Scientific classification
- Kingdom: Plantae
- Clade: Tracheophytes
- Clade: Angiosperms
- Clade: Eudicots
- Clade: Rosids
- Order: Malpighiales
- Family: Hypericaceae
- Genus: Cratoxylum
- Species: C. cochinchinense
- Binomial name: Cratoxylum cochinchinense (Lour.) Blume
- Synonyms: List Hypericum cochinchinense Lour. ; Vismia cochinchinensis (Lour.) Spreng. ; Stalagmitis erosipetala Miq. ; Ancistrolobus brevipes Turcz. ; Ancistrolobus ligustrinus Spach ; Cratoxylum biflorum (Lam.) Turcz. ; Cratoxylum carneum Kurz ; Cratoxylum chinense (Hance) Merr. ; Cratoxylum hypoleucum Elmer ; Cratoxylum lanceolatum Miq. ; Cratoxylum ligustrinum (Spach) Blume ; Cratoxylum myrtifolium Blume ; Cratoxylum petiolatum Blume ; Cratoxylum polyanthum Korth. ; Cratoxylum polyanthum var. ligustrinum Blume ; Cratoxylum polyanthum var. macrocarpum Boerl. ; Cratoxylum wightii Blume ; Elodes chinensis Hance ; Elodes pulchella Loudon ; Hypericum biflorum Lam. ; Hypericum carneum Wall. ; Hypericum chinense Retz. ; Hypericum horridum Wall. ; Hypericum loureiroi K.Koch ; Hypericum petiolatum Lour. ; Hypericum pulchellum Willd.;

= Cratoxylum cochinchinense =

- Genus: Cratoxylum
- Species: cochinchinense
- Authority: (Lour.) Blume
- Conservation status: LC

Species of flowering plant

Cratoxylum cochinchinense is a species of flowering plant in the family Hypericaceae.
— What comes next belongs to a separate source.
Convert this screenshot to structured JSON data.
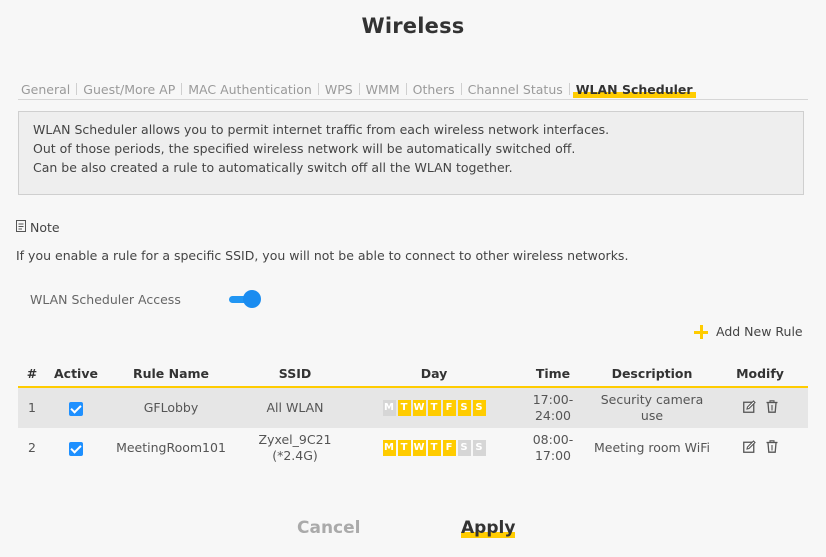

It is sometimes referred to using an orthographic variant Cratoxylon cochinsinensis (Lour.) Blume in Vietnam, where the species was described. The specific epithet cochinchinense is from the Latin meaning "of Cochinchina". In Vietnamese, C. cochinchinense is usually called thành ngạch nam or lành ngạnh nam, other names include: hoàng ngưu mộc, hoàng ngưu trà and đỏ ngọn.

In Malesia, the trees are cut for derum timber.

==Description==
Cratoxylum cochinchinense grows as a shrub or tree, typically measuring 10-15 m tall with a diameter of up to 0.65 m. The brown bark is smooth to flaky, with characteristic lateral pegs which are the remnants of previous leaf clusters (see illustration); leaf undersides are glaucous. The flowers are crimson red, which develop into seed capsules measuring up to 12 mm long.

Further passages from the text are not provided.